What this means for you:

  1. Check your specific school's athletic department policies

  2. Check your state's laws (some states have restrictions)

  3. Even if it's technically allowed, it's probably not smart

Why you should still avoid it:

  • If you transfer to NCAA later, you could have issues

  • It can become a problem fast

  • Your coaches and AD won't be happy

  • Future employers and pro teams care about this

Bottom line: Just because the NAIA doesn't ban it nationally doesn't mean you should do it. Check your school's policy and probably just stay away from it entirely.


The NAIA's NIL rules are actually pretty athlete-friendly:

GOOD:

  • First to allow NIL (October 2020, before NCAA)

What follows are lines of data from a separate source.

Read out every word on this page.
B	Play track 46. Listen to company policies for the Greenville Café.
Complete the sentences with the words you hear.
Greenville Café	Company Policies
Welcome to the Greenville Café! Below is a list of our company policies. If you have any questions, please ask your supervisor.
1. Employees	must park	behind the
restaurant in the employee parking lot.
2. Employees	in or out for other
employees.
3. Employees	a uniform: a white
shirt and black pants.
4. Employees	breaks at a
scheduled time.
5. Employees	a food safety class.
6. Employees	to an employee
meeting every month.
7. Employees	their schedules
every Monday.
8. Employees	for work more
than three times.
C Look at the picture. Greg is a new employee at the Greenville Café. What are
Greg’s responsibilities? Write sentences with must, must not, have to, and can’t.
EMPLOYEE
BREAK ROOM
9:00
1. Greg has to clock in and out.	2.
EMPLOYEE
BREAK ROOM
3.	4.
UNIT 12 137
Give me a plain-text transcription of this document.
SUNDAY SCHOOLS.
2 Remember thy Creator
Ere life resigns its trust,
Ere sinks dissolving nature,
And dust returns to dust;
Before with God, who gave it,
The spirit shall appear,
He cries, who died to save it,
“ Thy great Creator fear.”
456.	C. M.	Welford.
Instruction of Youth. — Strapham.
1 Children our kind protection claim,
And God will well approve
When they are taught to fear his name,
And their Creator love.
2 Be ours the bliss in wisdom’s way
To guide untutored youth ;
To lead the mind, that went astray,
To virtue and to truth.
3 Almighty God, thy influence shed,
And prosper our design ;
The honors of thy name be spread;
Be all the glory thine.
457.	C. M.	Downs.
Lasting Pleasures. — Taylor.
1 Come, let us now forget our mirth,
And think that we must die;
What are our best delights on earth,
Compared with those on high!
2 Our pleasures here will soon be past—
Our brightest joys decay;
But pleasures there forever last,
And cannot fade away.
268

  • Simpler rules; just notify your AD

  • Can use school logos and wear school gear in NIL deals

  • No complicated approval process

  • Can accept prize money aligned with your sport's NGB rules

  • More flexible eligibility timeline (10 semesters vs NCAA's 5 years)

REALITY CHECK:

  • No revenue sharing from schools

  • Smaller market = less NIL money available

  • Most athletes make very little from NIL

  • Individual schools can have restrictive policies

  • Gambling policy is unclear and varies by school

The formula is simple:

  1. Follow your school's specific NIL policies (get them in writing)

  2. Report every deal to your AD in writing

  3. Get contracts for everything

  4. Follow your sport's national governing body amateur rules

  5. Don't sign pro contracts in your sport

  6. Probably don't gamble even though NAIA doesn't ban it nationally

Who NAIA NIL rules work best for:

  • Athletes who want simpler compliance

  • People who are entrepreneurial and will hustle for local deals

  • Athletes at schools with good local business connections

  • Individual sport athletes who can accept prize money (golf, tennis, track)

  • People who value flexibility over potential big paydays

Who should consider NCAA instead:

  • Elite athletes who might get serious revenue sharing offers

  • People in high-profile sports (football, basketball) at Power 5 schools

  • Athletes who want the biggest stage and most media coverage


Questions about your specific situation? Talk to your athletic director first. Every NAIA school has slightly different policies, and you want to make sure you're following YOUR school's rules, not just the national NAIA guidelines.

And remember: the NAIA being more flexible doesn't mean you should push boundaries. Do things the right way, document everything, and protect your eligibility.